SMTP: an acronym describing the connection between a computer and mail server used to send an outgoing email. Also used for connections between email servers. Stands for Simple Mail Transport Protocol.
Spam: junk email - unwanted and usually unsolicited email - often used to carry viruses and attempt to trap you into revealing personal or financial information (phishing).
Surf: moving from one web page to another by following links in the HTML code - 'surfing the web'.

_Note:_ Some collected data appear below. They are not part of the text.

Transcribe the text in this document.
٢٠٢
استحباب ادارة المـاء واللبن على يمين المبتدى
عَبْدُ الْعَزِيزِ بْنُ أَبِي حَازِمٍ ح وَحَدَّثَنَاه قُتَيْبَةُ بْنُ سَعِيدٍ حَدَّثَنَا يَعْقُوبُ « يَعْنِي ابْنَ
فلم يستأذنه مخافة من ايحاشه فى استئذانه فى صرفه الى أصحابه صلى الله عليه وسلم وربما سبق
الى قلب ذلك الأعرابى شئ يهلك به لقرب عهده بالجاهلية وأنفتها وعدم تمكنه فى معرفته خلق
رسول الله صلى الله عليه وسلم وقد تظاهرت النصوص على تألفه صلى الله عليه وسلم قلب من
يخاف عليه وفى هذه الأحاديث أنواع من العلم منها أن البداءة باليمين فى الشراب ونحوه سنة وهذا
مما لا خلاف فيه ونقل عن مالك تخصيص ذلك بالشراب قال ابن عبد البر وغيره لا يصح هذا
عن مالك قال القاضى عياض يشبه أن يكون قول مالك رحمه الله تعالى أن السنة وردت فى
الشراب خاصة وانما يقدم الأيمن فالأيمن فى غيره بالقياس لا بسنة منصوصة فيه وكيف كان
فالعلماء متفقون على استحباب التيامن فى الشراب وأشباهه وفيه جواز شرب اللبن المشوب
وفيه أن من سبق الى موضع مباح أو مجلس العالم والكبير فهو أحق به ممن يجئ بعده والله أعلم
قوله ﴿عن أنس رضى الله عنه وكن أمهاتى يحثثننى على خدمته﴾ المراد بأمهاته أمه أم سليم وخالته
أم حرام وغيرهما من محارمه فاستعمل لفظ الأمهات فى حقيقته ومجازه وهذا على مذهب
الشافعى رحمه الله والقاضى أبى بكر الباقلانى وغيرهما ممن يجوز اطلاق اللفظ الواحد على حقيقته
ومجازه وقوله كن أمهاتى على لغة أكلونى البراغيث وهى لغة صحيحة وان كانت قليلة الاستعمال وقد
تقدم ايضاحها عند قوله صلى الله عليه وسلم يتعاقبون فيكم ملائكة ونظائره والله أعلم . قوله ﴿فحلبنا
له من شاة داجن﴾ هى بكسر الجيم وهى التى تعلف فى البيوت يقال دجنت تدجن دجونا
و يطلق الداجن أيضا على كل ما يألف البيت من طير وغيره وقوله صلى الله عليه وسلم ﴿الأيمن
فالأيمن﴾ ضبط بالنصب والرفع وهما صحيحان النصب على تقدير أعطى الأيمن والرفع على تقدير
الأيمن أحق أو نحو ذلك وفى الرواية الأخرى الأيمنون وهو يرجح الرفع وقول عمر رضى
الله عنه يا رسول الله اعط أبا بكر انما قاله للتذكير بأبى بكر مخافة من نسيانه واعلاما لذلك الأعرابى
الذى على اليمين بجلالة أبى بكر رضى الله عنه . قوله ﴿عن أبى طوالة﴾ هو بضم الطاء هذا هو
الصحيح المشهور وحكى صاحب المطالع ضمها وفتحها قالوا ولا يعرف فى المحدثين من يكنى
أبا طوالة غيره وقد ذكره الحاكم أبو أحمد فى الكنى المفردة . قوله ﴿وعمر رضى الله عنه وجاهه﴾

Virtual server: not a real server! Usually refers to single, large computer, eg a web server, pretending to be many smaller ones. The technique is used to add a level of security - to isolate individual websites or groups of websites where a single physical server hosts many hundreds of sites. It prevents one website's software from interfering with another.
Virus: a computer program that can replicate and spread itself from one computer to another, usually over the internet. Most viruses have evil intent, ie. they are malware, and try to extract personal and financial information from you and pass it back to criminal gangs.
Web: aka world wide web, www. The interconnection of computers all over the world that allows information to be spread rapidly - usually from a web server to a client but it works the other way round too.
Webmail: generic term for web based email programs such as GMail and Hotmail. Here you can send and receive your email from any computer attached to the internet. You don't need an email program specifically connected to your email account(s). Abbeydale hosted websites provide webmail access to your domain based email addresses.
Web site: a collection of files that present information in a commonly used format (HTML & CSS) so that it can be accessed from any computer connected to the internet. The files can contain text, still images, video and also interactive elements and program code that allow information to be passed back and forth between a server and a client.